İKTİDAR, KAŞIKLA VERDİĞİNİ KEPÇEYLE ALMIŞ OLACAK: Üstelik Öğretmenlik Meslek Kanunu adı altında öğretmenleri yeni sıfatlarla ayrıştıran iktidarın açıkladığı bu vergi dilimi, uzmanlık unvanını alan meslektaşlarımızı, yılın sonlarına doğru bir üst vergi dilimine girecekleri için daha da mağdur edecek; iktidar onlara kaşıkla verdiğini yine kepçeyle almış olacaktır. Sözde yetkili sarı sendikaların memnuniyet ve pişkinlikle karşıladığı vergi adaletsizliğinin iç yüzü budur.

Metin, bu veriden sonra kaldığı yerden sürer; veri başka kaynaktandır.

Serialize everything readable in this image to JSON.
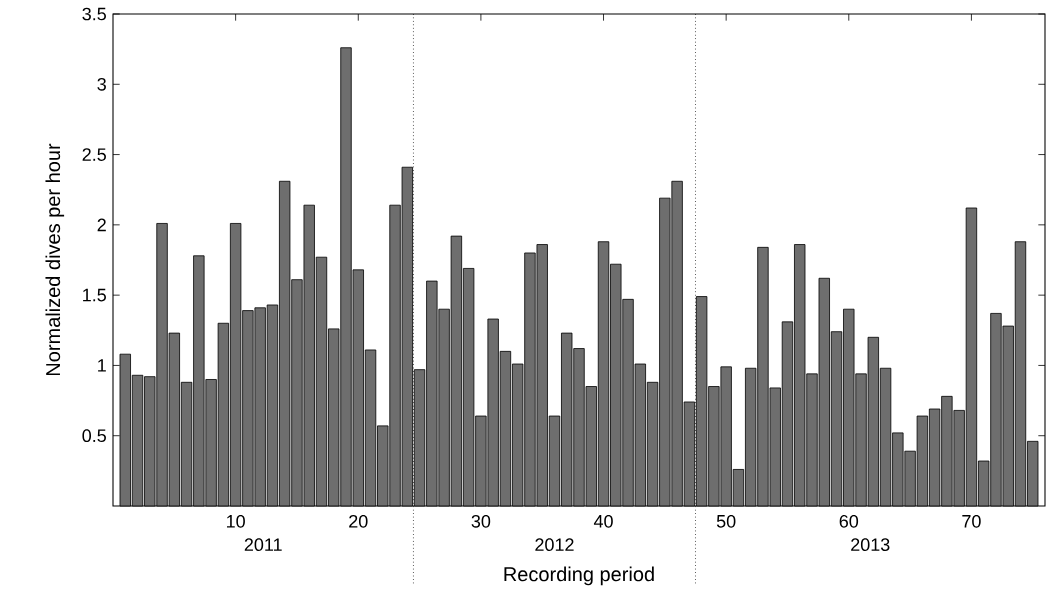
{
  "chart_data": {
    "type": "bar",
    "xlabel": "Recording period",
    "ylabel": "Normalized dives per hour",
    "x": [
      1,
      2,
      3,
      4,
      5,
      6,
      7,
      8,
      9,
      10,
      11,
      12,
      13,
      14,
      15,
      16,
      17,
      18,
      19,
      20,
      21,
      22,
      23,
      24,
      25,
      26,
      27,
      28,
      29,
      30,
      31,
      32,
      33,
      34,
      35,
      36,
      37,
      38,
      39,
      40,
      41,
      42,
      43,
      44,
      45,
      46,
      47,
      48,
      49,
      50,
      51,
      52,
      53,
      54,
      55,
      56,
      57,
      58,
      59,
      60,
      61,
      62,
      63,
      64,
      65,
      66,
      67,
      68,
      69,
      70,
      71,
      72,
      73,
      74,
      75
    ],
    "values": [
      1.08,
      0.93,
      0.92,
      2.01,
      1.23,
      0.88,
      1.78,
      0.9,
      1.3,
      2.01,
      1.39,
      1.41,
      1.43,
      2.31,
      1.61,
      2.14,
      1.77,
      1.26,
      3.26,
      1.68,
      1.11,
      0.57,
      2.14,
      2.41,
      0.97,
      1.6,
      1.4,
      1.92,
      1.69,
      0.64,
      1.33,
      1.1,
      1.01,
      1.8,
      1.86,
      0.64,
      1.23,
      1.12,
      0.85,
      1.88,
      1.72,
      1.47,
      1.01,
      0.88,
      2.19,
      2.31,
      0.74,
      1.49,
      0.85,
      0.99,
      0.26,
      0.98,
      1.84,
      0.84,
      1.31,
      1.86,
      0.94,
      1.62,
      1.24,
      1.4,
      0.94,
      1.2,
      0.98,
      0.52,
      0.39,
      0.64,
      0.69,
      0.78,
      0.68,
      2.12,
      0.32,
      1.37,
      1.28,
      1.88,
      0.46
    ],
    "color": "#6e6e6e",
    "xlim": [
      0,
      76
    ],
    "xticks": [
      10,
      20,
      30,
      40,
      50,
      60,
      70
    ],
    "ylim": [
      0,
      3.5
    ],
    "yticks": [
      0.5,
      1,
      1.5,
      2,
      2.5,
      3,
      3.5
    ],
    "ref_lines": [
      {
        "axis": "x",
        "value": 24.5,
        "color": "#000000",
        "line_style": "dotted"
      },
      {
        "axis": "x",
        "value": 47.5,
        "color": "#000000",
        "line_style": "dotted"
      }
    ],
    "annotations": [
      "2011",
      "2012",
      "2013"
    ]
  }
}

BU SOYGUNU KABUL ETMİYORUZ: Bu soygunu kabul etmiyoruz. İnsanca koşullarda çalışarak, insanlık onuruna yaraşır ücretler alarak, adil bir vergilendirme çerçevesinde vergi ödemek istiyoruz. Dünyada ‘Başöğretmen’ unvanlı bir liderin kurduğu tek ülke olan Türkiye Cumhuriyeti’nde eğitim emekçilerinin aldığı sefalet ücretini kabul etmiyoruz. Eğitim emekçisinin evine boynu bükük, sınıfına düşünceli girdiği bir sistemde eğitimden de gelecekten de bahsedilemeyeceğinin altını çiziyoruz. Tüm kamu çalışanları için vergi diliminin yüzde 15’te sabitlenmesi gerektiğini, aksinin vergi adaletsizliğini daha da büyüteceğini vurguluyoruz.

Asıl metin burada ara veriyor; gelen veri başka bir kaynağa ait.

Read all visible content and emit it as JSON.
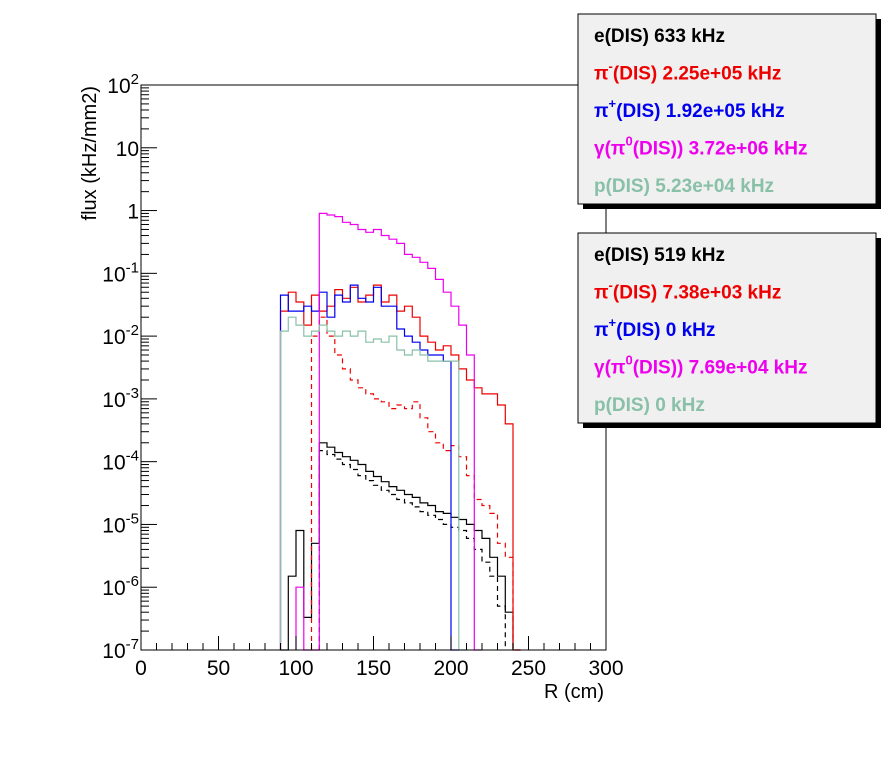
{
  "chart_data": {
    "type": "line",
    "title": "",
    "xlabel": "R (cm)",
    "ylabel": "flux (kHz/mm2)",
    "xlim": [
      0,
      300
    ],
    "ylim": [
      1e-07,
      100
    ],
    "yscale": "log",
    "grid": false,
    "bin_width": 5,
    "x_ticks": [
      0,
      50,
      100,
      150,
      200,
      250,
      300
    ],
    "x_tick_labels": [
      "0",
      "50",
      "100",
      "150",
      "200",
      "250",
      "300"
    ],
    "y_ticks": [
      1e-07,
      1e-06,
      1e-05,
      0.0001,
      0.001,
      0.01,
      0.1,
      1,
      10,
      100
    ],
    "y_tick_labels": [
      {
        "base": "10",
        "exp": "-7"
      },
      {
        "base": "10",
        "exp": "-6"
      },
      {
        "base": "10",
        "exp": "-5"
      },
      {
        "base": "10",
        "exp": "-4"
      },
      {
        "base": "10",
        "exp": "-3"
      },
      {
        "base": "10",
        "exp": "-2"
      },
      {
        "base": "10",
        "exp": "-1"
      },
      {
        "base": "1",
        "exp": ""
      },
      {
        "base": "10",
        "exp": ""
      },
      {
        "base": "10",
        "exp": "2"
      }
    ],
    "series": [
      {
        "key": "e_solid",
        "color": "#000000",
        "dashed": false,
        "bins": [
          [
            90,
            95,
            1e-07
          ],
          [
            95,
            100,
            1.5e-06
          ],
          [
            100,
            105,
            8e-06
          ],
          [
            105,
            110,
            3.3e-07
          ],
          [
            110,
            115,
            5e-06
          ],
          [
            115,
            120,
            0.0002
          ],
          [
            120,
            125,
            0.00017
          ],
          [
            125,
            130,
            0.00014
          ],
          [
            130,
            135,
            0.00012
          ],
          [
            135,
            140,
            0.000105
          ],
          [
            140,
            145,
            9e-05
          ],
          [
            145,
            150,
            7e-05
          ],
          [
            150,
            155,
            5.8e-05
          ],
          [
            155,
            160,
            4.8e-05
          ],
          [
            160,
            165,
            4e-05
          ],
          [
            165,
            170,
            3.5e-05
          ],
          [
            170,
            175,
            3e-05
          ],
          [
            175,
            180,
            2.7e-05
          ],
          [
            180,
            185,
            2.2e-05
          ],
          [
            185,
            190,
            2e-05
          ],
          [
            190,
            195,
            1.6e-05
          ],
          [
            195,
            200,
            1.5e-05
          ],
          [
            200,
            205,
            1.3e-05
          ],
          [
            205,
            210,
            1.2e-05
          ],
          [
            210,
            215,
            1e-05
          ],
          [
            215,
            220,
            8e-06
          ],
          [
            220,
            225,
            6e-06
          ],
          [
            225,
            230,
            3e-06
          ],
          [
            230,
            235,
            1.5e-06
          ],
          [
            235,
            240,
            4e-07
          ]
        ]
      },
      {
        "key": "e_dashed",
        "color": "#000000",
        "dashed": true,
        "bins": [
          [
            115,
            120,
            0.00015
          ],
          [
            120,
            125,
            0.00013
          ],
          [
            125,
            130,
            0.00011
          ],
          [
            130,
            135,
            9e-05
          ],
          [
            135,
            140,
            7.5e-05
          ],
          [
            140,
            145,
            6e-05
          ],
          [
            145,
            150,
            5e-05
          ],
          [
            150,
            155,
            4.2e-05
          ],
          [
            155,
            160,
            3.5e-05
          ],
          [
            160,
            165,
            3e-05
          ],
          [
            165,
            170,
            2.5e-05
          ],
          [
            170,
            175,
            2.2e-05
          ],
          [
            175,
            180,
            1.9e-05
          ],
          [
            180,
            185,
            1.6e-05
          ],
          [
            185,
            190,
            1.4e-05
          ],
          [
            190,
            195,
            1.2e-05
          ],
          [
            195,
            200,
            1e-05
          ],
          [
            200,
            205,
            9e-06
          ],
          [
            205,
            210,
            8e-06
          ],
          [
            210,
            215,
            6e-06
          ],
          [
            215,
            220,
            4e-06
          ],
          [
            220,
            225,
            2.5e-06
          ],
          [
            225,
            230,
            1.5e-06
          ],
          [
            230,
            235,
            5e-07
          ]
        ]
      },
      {
        "key": "pim_solid",
        "color": "#ee0000",
        "dashed": false,
        "bins": [
          [
            90,
            95,
            0.025
          ],
          [
            95,
            100,
            0.05
          ],
          [
            100,
            105,
            0.035
          ],
          [
            105,
            110,
            0.015
          ],
          [
            110,
            115,
            0.045
          ],
          [
            115,
            120,
            0.025
          ],
          [
            120,
            125,
            0.03
          ],
          [
            125,
            130,
            0.055
          ],
          [
            130,
            135,
            0.04
          ],
          [
            135,
            140,
            0.06
          ],
          [
            140,
            145,
            0.035
          ],
          [
            145,
            150,
            0.045
          ],
          [
            150,
            155,
            0.065
          ],
          [
            155,
            160,
            0.035
          ],
          [
            160,
            165,
            0.045
          ],
          [
            165,
            170,
            0.025
          ],
          [
            170,
            175,
            0.03
          ],
          [
            175,
            180,
            0.02
          ],
          [
            180,
            185,
            0.01
          ],
          [
            185,
            190,
            0.008
          ],
          [
            190,
            195,
            0.006
          ],
          [
            195,
            200,
            0.007
          ],
          [
            200,
            205,
            0.005
          ],
          [
            205,
            210,
            0.003
          ],
          [
            210,
            215,
            0.002
          ],
          [
            215,
            220,
            0.0015
          ],
          [
            220,
            225,
            0.0012
          ],
          [
            225,
            230,
            0.0012
          ],
          [
            230,
            235,
            0.0008
          ],
          [
            235,
            240,
            0.0004
          ],
          [
            240,
            245,
            1e-07
          ]
        ]
      },
      {
        "key": "pim_dashed",
        "color": "#ee0000",
        "dashed": true,
        "bins": [
          [
            110,
            115,
            0.01
          ],
          [
            115,
            120,
            0.02
          ],
          [
            120,
            125,
            0.01
          ],
          [
            125,
            130,
            0.005
          ],
          [
            130,
            135,
            0.003
          ],
          [
            135,
            140,
            0.002
          ],
          [
            140,
            145,
            0.0015
          ],
          [
            145,
            150,
            0.0012
          ],
          [
            150,
            155,
            0.001
          ],
          [
            155,
            160,
            0.0009
          ],
          [
            160,
            165,
            0.0007
          ],
          [
            165,
            170,
            0.0008
          ],
          [
            170,
            175,
            0.0007
          ],
          [
            175,
            180,
            0.0009
          ],
          [
            180,
            185,
            0.0005
          ],
          [
            185,
            190,
            0.0003
          ],
          [
            190,
            195,
            0.0002
          ],
          [
            195,
            200,
            0.00015
          ],
          [
            200,
            205,
            0.00018
          ],
          [
            205,
            210,
            0.00012
          ],
          [
            210,
            215,
            6e-05
          ],
          [
            215,
            220,
            2.5e-05
          ],
          [
            220,
            225,
            2e-05
          ],
          [
            225,
            230,
            1.5e-05
          ],
          [
            230,
            235,
            5e-06
          ],
          [
            235,
            240,
            3e-06
          ],
          [
            240,
            245,
            1e-07
          ]
        ]
      },
      {
        "key": "pip",
        "color": "#0000ee",
        "dashed": false,
        "bins": [
          [
            90,
            95,
            0.045
          ],
          [
            95,
            100,
            0.025
          ],
          [
            100,
            105,
            0.025
          ],
          [
            105,
            110,
            0.03
          ],
          [
            110,
            115,
            0.025
          ],
          [
            115,
            120,
            0.05
          ],
          [
            120,
            125,
            0.02
          ],
          [
            125,
            130,
            0.045
          ],
          [
            130,
            135,
            0.035
          ],
          [
            135,
            140,
            0.065
          ],
          [
            140,
            145,
            0.04
          ],
          [
            145,
            150,
            0.035
          ],
          [
            150,
            155,
            0.06
          ],
          [
            155,
            160,
            0.03
          ],
          [
            160,
            165,
            0.03
          ],
          [
            165,
            170,
            0.013
          ],
          [
            170,
            175,
            0.01
          ],
          [
            175,
            180,
            0.008
          ],
          [
            180,
            185,
            0.006
          ],
          [
            185,
            190,
            0.005
          ],
          [
            190,
            195,
            0.005
          ],
          [
            195,
            200,
            0.004
          ],
          [
            200,
            205,
            1e-07
          ]
        ]
      },
      {
        "key": "gamma",
        "color": "#ee00ee",
        "dashed": false,
        "bins": [
          [
            100,
            105,
            1e-06
          ],
          [
            105,
            110,
            1e-07
          ],
          [
            110,
            115,
            1e-07
          ],
          [
            115,
            120,
            0.9
          ],
          [
            120,
            125,
            0.85
          ],
          [
            125,
            130,
            0.8
          ],
          [
            130,
            135,
            0.65
          ],
          [
            135,
            140,
            0.6
          ],
          [
            140,
            145,
            0.5
          ],
          [
            145,
            150,
            0.45
          ],
          [
            150,
            155,
            0.5
          ],
          [
            155,
            160,
            0.4
          ],
          [
            160,
            165,
            0.35
          ],
          [
            165,
            170,
            0.3
          ],
          [
            170,
            175,
            0.2
          ],
          [
            175,
            180,
            0.18
          ],
          [
            180,
            185,
            0.15
          ],
          [
            185,
            190,
            0.12
          ],
          [
            190,
            195,
            0.08
          ],
          [
            195,
            200,
            0.05
          ],
          [
            200,
            205,
            0.03
          ],
          [
            205,
            210,
            0.015
          ],
          [
            210,
            215,
            0.005
          ],
          [
            215,
            220,
            1e-07
          ]
        ]
      },
      {
        "key": "p",
        "color": "#88c0a8",
        "dashed": false,
        "bins": [
          [
            90,
            95,
            0.012
          ],
          [
            95,
            100,
            0.02
          ],
          [
            100,
            105,
            0.015
          ],
          [
            105,
            110,
            0.01
          ],
          [
            110,
            115,
            0.012
          ],
          [
            115,
            120,
            0.015
          ],
          [
            120,
            125,
            0.012
          ],
          [
            125,
            130,
            0.01
          ],
          [
            130,
            135,
            0.012
          ],
          [
            135,
            140,
            0.01
          ],
          [
            140,
            145,
            0.012
          ],
          [
            145,
            150,
            0.008
          ],
          [
            150,
            155,
            0.009
          ],
          [
            155,
            160,
            0.008
          ],
          [
            160,
            165,
            0.01
          ],
          [
            165,
            170,
            0.006
          ],
          [
            170,
            175,
            0.005
          ],
          [
            175,
            180,
            0.006
          ],
          [
            180,
            185,
            0.005
          ],
          [
            185,
            190,
            0.004
          ],
          [
            190,
            195,
            0.004
          ],
          [
            195,
            200,
            0.004
          ],
          [
            200,
            205,
            0.004
          ],
          [
            205,
            210,
            1e-07
          ]
        ]
      }
    ]
  },
  "legends": [
    {
      "entries": [
        {
          "prefix": "e",
          "sup": "",
          "mid": "",
          "sup2": "",
          "suffix": "(DIS)  633 kHz",
          "color": "#000000"
        },
        {
          "prefix": "π",
          "sup": "-",
          "mid": "",
          "sup2": "",
          "suffix": "(DIS)  2.25e+05 kHz",
          "color": "#ee0000"
        },
        {
          "prefix": "π",
          "sup": "+",
          "mid": "",
          "sup2": "",
          "suffix": "(DIS)  1.92e+05 kHz",
          "color": "#0000ee"
        },
        {
          "prefix": "γ(π",
          "sup": "0",
          "mid": "",
          "sup2": "",
          "suffix": "(DIS))  3.72e+06 kHz",
          "color": "#ee00ee"
        },
        {
          "prefix": "p",
          "sup": "",
          "mid": "",
          "sup2": "",
          "suffix": "(DIS)  5.23e+04 kHz",
          "color": "#88c0a8"
        }
      ]
    },
    {
      "entries": [
        {
          "prefix": "e",
          "sup": "",
          "mid": "",
          "sup2": "",
          "suffix": "(DIS)  519 kHz",
          "color": "#000000"
        },
        {
          "prefix": "π",
          "sup": "-",
          "mid": "",
          "sup2": "",
          "suffix": "(DIS)  7.38e+03 kHz",
          "color": "#ee0000"
        },
        {
          "prefix": "π",
          "sup": "+",
          "mid": "",
          "sup2": "",
          "suffix": "(DIS)  0 kHz",
          "color": "#0000ee"
        },
        {
          "prefix": "γ(π",
          "sup": "0",
          "mid": "",
          "sup2": "",
          "suffix": "(DIS))  7.69e+04 kHz",
          "color": "#ee00ee"
        },
        {
          "prefix": "p",
          "sup": "",
          "mid": "",
          "sup2": "",
          "suffix": "(DIS)  0 kHz",
          "color": "#88c0a8"
        }
      ]
    }
  ]
}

EKMEĞİMİZİ AKP VE TÜİK DEĞİL, MÜCADELEMİZ BELİRLEYECEK: Tarafsızlığını korumayarak, siyasi iktidardan emir alarak rakamlar üzerinde oynayan ve sahte enflasyon oranıyla aşımıza ekmeğimize el koyulmasına alet olan TÜİK, yıllık enflasyon oranını yüzde 64,2 olarak açıkladı. Ülkedeki ekonomik krizi, açlığı, yoksulluğu ve enflasyonu yok sayan AKP iktidarı ve TÜİK utanmasa ‘Bu ülkede enflasyon yok’ diyecek ama biz emekçiler, halkı kandıranları, halkın sofrasındaki ekmeği, zeytini çalanları, halkın ulaşım hakkını, çocuklarının eğitim hakkını, sağlık hakkını gasp edenleri, iktidarın borazanlığından, tetikçiliğinden öteye geçmeyenleri asla unutmayacağız. Kamu emekçilerini ve yurttaşları açlığa, sefalete mahkum eden enflasyon oranını ve zamları kabul etmiyoruz. Kamu çalışanlarını yoksulluk sınırının altında yaşamaya mahkum eden AKP iktidarının uyguladığı emek karşıtı politikalar karşısında tüm emek örgütlerini, mücadele alanını genişleterek ortak tavır almaya çağırıyoruz. Ekmeğimizi AKP ve TÜİK değil, mücadelemiz belirleyecek.”